Мысль – явление особого рода, она делается отточенной, когда ею обмениваются, как деньгами на базаре. Да и потом, понятие «мятежность» – сложная штука; поколения должны смениться, прежде чем утвердится истина. Может быть, мятежное на самом деле окажется единственно правильным, а умеренное, привычное – мятежным, ибо мятеж есть не что иное, как захват чего-то кем-то… Был ли Кромвель мятежником? Не убежден… Каким его образ будет рисоваться нашим внукам?

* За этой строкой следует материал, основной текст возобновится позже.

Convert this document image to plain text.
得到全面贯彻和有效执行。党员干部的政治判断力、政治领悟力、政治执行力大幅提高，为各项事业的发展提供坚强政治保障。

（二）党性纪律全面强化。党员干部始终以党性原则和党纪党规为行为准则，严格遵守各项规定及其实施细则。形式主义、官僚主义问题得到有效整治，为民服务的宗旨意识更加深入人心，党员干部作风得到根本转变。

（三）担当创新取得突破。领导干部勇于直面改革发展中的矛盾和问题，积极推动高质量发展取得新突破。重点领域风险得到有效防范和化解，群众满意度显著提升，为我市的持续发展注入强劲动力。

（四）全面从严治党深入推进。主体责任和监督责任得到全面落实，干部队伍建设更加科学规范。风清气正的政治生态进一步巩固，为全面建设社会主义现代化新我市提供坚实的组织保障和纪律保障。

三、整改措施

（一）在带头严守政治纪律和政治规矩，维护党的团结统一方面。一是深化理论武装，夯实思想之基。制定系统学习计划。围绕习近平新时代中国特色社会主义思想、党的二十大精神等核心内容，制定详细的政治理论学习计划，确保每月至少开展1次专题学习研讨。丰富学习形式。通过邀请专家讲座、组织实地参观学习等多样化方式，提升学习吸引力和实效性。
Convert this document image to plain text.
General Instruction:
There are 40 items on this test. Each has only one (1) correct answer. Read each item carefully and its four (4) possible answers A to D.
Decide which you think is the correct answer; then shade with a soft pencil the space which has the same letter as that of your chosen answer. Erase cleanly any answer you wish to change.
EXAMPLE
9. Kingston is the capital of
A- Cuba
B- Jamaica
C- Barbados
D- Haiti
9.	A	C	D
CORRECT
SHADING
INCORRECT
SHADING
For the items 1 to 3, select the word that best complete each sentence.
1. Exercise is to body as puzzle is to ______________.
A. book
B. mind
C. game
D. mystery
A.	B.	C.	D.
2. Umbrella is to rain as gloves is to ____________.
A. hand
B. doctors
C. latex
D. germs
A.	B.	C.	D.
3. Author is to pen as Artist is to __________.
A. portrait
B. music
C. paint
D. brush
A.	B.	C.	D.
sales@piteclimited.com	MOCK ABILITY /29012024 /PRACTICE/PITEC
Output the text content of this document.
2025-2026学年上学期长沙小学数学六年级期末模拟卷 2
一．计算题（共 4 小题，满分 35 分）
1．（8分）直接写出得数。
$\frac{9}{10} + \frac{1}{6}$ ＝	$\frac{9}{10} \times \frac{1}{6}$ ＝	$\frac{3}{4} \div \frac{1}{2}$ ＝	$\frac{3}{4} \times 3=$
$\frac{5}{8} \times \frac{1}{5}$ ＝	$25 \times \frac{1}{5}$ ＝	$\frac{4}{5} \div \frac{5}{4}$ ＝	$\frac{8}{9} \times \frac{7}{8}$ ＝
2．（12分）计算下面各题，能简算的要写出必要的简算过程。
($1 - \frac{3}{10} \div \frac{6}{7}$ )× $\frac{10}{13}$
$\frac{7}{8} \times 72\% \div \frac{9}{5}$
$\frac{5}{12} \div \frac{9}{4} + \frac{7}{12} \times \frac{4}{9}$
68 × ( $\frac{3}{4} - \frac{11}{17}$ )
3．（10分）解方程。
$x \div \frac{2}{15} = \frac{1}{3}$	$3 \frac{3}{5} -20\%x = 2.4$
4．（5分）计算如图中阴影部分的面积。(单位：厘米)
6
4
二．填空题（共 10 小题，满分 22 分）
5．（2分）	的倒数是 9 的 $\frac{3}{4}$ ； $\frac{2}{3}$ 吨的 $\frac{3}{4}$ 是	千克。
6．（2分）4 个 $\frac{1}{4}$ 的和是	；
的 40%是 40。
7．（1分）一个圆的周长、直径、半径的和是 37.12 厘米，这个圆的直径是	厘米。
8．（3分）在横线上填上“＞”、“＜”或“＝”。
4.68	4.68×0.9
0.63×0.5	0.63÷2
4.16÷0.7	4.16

Не знаю… Относительность надежнее упрямой убежденности. Согласны?
Епифанов тоже ответил не сразу; он не очень-то даже и скрывал неудобства; Дефо отметил это сразу же, остро; на какой-то миг в его сердце возникла жалость к русскому.
– Мне трудно говорить, сэр Даниель, ведь я чужестранец…
– Каждый чужестранец рассматривает страну, куда он приехал, не отвлеченно, а надеясь извлечь пользу из дурного или хорошего опыта для своей родины, не так ли? Разве возмущение стрельцов не было раздавлено такими же законами – если не по форме, то по смыслу? А разве у них не осталось последователей? Разве не собираются они и поныне тайными группами, чтобы обсуждать и осуждать реформы вашего государя?
– Вам по душе, чтоб они имели право открыто собираться и звать к мятежу? Или разумен запрет на бунт?
– Ваш долг и право заниматься вашими делами; я говорил о том, что мне не нравится в моем доме. Наш «акт о бунте» не нравится мне…
– Ваши бунты шли от тех, кто хотел расшатать власть монарха во имя торжищ. Мятеж наших стрельцов был рожден страхом за то, что власть монарха поколеблена, устои расшатаны, торжище взяло верх над духом, истинно русское предано…
– «Истинно»? А что это такое – «истинно»?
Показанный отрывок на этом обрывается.